ねぇねぇ! 面白い遊びを思いついたんだよ!
こうやって、木の枝に止まるでしょ?
そうするとね、地面に僕の影が映るんだ。
木に紛れて僕の影があるの、どれが僕の影かわかる?
ここだよ! 軽く揺さぶって、動いたのが僕の影!
こんなに大きな影を動かせるってすごくない? 木の一部になってるんだよ、すごくない!?
面白いでしょ! ほらほら!
チュンチュン、と小鳥は楽しそうに木の枝に止まりおしゃべりをしていた。
揺れる木陰はその後もしばらくあった。
【揺れる木陰】
俺はこの春、ニートになった。
四月に新卒入社して、五月の大型連休明けから出社拒否して、現在にいたる。
親には伝えていない、伝えられない。
だから、いってきますと朝に家を出て、誰も来ない公園の草むらで寝そべっている毎日をすごしている。
草のちくちくとした感覚と、たまに蟻か何かの虫が腕をよじ上ってくる感覚がある。
草の青臭さと土の湿った匂いがある。
目を閉じると、この腐った世の中を忘れて、風を感じる。
大の字に寝そべって、今日も大地に吸い込まれていた。
そしてだんだんと眠くなる。夜も寝たのに、心地よい眠気が襲ってくる。
真昼の夢は、ちょっとの罪悪感と、勝ち組のような幸福感に包まれておちていった。
【真昼の夢】
この秘密は、墓場までもっていこう。
二人だけの秘密だよ。
そう言われて早20年、もちろん秘密はもらしていない。
「ママ~、行ってくるよー」
「はーい、気をつけていってらっしゃーい」
私は今年大学生になった愛娘を見送る。
私の愛娘であるが、旦那とはきっと血は繋がっていない。
怖くて検査こそしていないが、旦那とその時期そういうことをしていないから、きっと違う。

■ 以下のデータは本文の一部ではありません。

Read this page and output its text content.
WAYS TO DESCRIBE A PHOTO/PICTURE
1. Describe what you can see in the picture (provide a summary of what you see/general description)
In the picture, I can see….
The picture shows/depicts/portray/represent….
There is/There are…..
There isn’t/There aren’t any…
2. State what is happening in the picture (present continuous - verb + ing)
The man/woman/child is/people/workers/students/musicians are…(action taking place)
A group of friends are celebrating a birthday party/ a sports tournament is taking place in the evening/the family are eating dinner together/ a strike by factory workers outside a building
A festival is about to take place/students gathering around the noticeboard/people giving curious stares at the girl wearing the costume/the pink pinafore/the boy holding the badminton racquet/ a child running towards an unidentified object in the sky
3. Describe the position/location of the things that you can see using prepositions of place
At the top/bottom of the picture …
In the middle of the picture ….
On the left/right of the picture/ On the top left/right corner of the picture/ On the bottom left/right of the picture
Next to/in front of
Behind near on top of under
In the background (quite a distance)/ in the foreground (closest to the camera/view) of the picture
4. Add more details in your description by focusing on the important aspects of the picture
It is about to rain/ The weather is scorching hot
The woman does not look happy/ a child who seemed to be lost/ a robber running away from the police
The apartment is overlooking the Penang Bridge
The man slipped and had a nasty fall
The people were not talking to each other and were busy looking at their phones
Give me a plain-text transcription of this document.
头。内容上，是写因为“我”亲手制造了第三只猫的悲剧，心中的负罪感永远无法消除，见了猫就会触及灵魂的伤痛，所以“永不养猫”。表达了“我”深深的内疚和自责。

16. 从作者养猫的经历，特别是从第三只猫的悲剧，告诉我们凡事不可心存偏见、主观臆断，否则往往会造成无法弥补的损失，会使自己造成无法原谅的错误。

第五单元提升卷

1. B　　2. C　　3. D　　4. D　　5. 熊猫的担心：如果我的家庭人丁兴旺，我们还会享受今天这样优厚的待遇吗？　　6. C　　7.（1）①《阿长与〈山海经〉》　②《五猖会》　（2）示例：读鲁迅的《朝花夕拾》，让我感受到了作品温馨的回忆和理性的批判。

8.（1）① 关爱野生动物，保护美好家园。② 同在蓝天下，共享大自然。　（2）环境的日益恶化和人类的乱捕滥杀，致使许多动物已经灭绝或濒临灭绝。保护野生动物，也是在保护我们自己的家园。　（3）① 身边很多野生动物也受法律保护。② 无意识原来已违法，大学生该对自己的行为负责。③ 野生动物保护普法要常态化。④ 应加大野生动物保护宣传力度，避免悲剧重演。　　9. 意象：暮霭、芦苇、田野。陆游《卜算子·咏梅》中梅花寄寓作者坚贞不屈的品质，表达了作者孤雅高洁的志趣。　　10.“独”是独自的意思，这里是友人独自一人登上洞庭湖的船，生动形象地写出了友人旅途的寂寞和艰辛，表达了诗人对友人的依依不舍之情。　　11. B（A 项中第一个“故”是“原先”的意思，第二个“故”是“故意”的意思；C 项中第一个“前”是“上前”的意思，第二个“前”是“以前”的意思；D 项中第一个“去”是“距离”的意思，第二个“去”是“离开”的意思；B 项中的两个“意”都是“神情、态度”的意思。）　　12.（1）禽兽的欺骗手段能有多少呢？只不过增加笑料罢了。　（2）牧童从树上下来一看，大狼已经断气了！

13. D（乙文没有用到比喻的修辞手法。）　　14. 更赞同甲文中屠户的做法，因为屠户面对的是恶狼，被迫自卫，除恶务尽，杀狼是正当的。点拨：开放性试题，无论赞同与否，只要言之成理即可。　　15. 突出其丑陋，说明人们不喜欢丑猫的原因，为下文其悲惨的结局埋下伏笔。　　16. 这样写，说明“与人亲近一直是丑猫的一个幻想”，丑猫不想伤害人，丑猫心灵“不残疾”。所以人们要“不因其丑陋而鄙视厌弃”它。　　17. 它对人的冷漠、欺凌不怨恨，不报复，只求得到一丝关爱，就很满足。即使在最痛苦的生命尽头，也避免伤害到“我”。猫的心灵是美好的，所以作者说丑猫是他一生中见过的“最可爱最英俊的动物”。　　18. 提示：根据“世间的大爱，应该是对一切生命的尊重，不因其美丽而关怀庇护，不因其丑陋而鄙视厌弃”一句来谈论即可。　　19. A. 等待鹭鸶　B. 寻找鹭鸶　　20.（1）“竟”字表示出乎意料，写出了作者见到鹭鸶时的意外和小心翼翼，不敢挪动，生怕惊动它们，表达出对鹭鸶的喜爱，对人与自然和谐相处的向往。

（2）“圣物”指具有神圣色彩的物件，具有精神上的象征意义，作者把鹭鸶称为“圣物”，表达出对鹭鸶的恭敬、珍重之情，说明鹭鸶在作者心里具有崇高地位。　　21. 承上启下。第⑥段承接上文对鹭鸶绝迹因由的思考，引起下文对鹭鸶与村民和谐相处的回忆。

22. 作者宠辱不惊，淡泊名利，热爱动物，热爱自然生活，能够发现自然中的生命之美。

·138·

馬鹿な旦那は計算とかも分からず、疑わず、自分の子として育てていた。
もちろん、娘もわかっていない。自分の本当の父親を。
「あ、ママ、お隣の早見(ハヤミ)さんが呼んでるよー、じゃあね!」
娘が扉を再び開けて、それだけ告げて大学へと向かっていった。
早見さんは、私が結婚してここに引っ越してきて、お隣さんの気の効くおじさん。
水道が壊れた時に直してくれて、粗大ごみの処分の手伝いもしてくれて、夫婦間のあれこれも相談できた……
二人だけの秘密だよ。
私は早見さんの元へと向かった。
【二人だけの。】
陽が長くなって、
めちゃくちゃ暑くて。
飲み物が恋しくなって、
冷たいものが美味しくて。
蝉が鳴き始めて、
蚊が鬱陶しくなる。
生まれて来てから何回目のループになるだろう。
毎年毎年、これらを感じては、あぁ、夏が来たな、と思っていた。
ゲリラ豪雨とかいって、
いつの間にか太陽が陰った。
水道管が破裂して水がでなくなり、
体を冷やす夏野菜も酷暑でとれなくなった。
豪雨と酷暑で蝉は羽化できなくなり、
夏の風物の蝉の声は聞こえなくなった。
いつからだろう、当たり前の夏が当たり前じゃなくなって、新しい夏が生まれたのは。
それは、あなたにとって、新しくて嬉しい夏? 変化に動揺して怖い夏?
【夏】
今日の最高気温は35℃。なのに、俺の彼女は未だに長袖だ。
さすがにおかしいだろう。
俺は意を決して、彼女に問う。
「ねぇ、いつまで長袖なの?」
え?、と彼女は固まる。
「前は寒がりだから、とか言ってたけど、寒がりどころの温度じゃないじゃん」
彼女は黙りこくる。
「来週からは夏休みなのに、俺、デート中ずっと長袖の彼女引き連れてデートするの?」
彼女は俯いた。
ちょっと言いすぎてしまったかもしれない。
「……浴衣着てお祭りとか、行く」
「海で水着姿とかは?」
「それは……ちょっと……私、腕、太いし……」
「俺は全部受け入れるから!」
彼女は、絶対に何かを隠している。
隠された真実は、隠したままの方が幸せでいられるのだろうか?
否、隠したままのわだかまりがあるほうが不幸だ。
俺は、いつかこの隠された真実を暴こうと思う。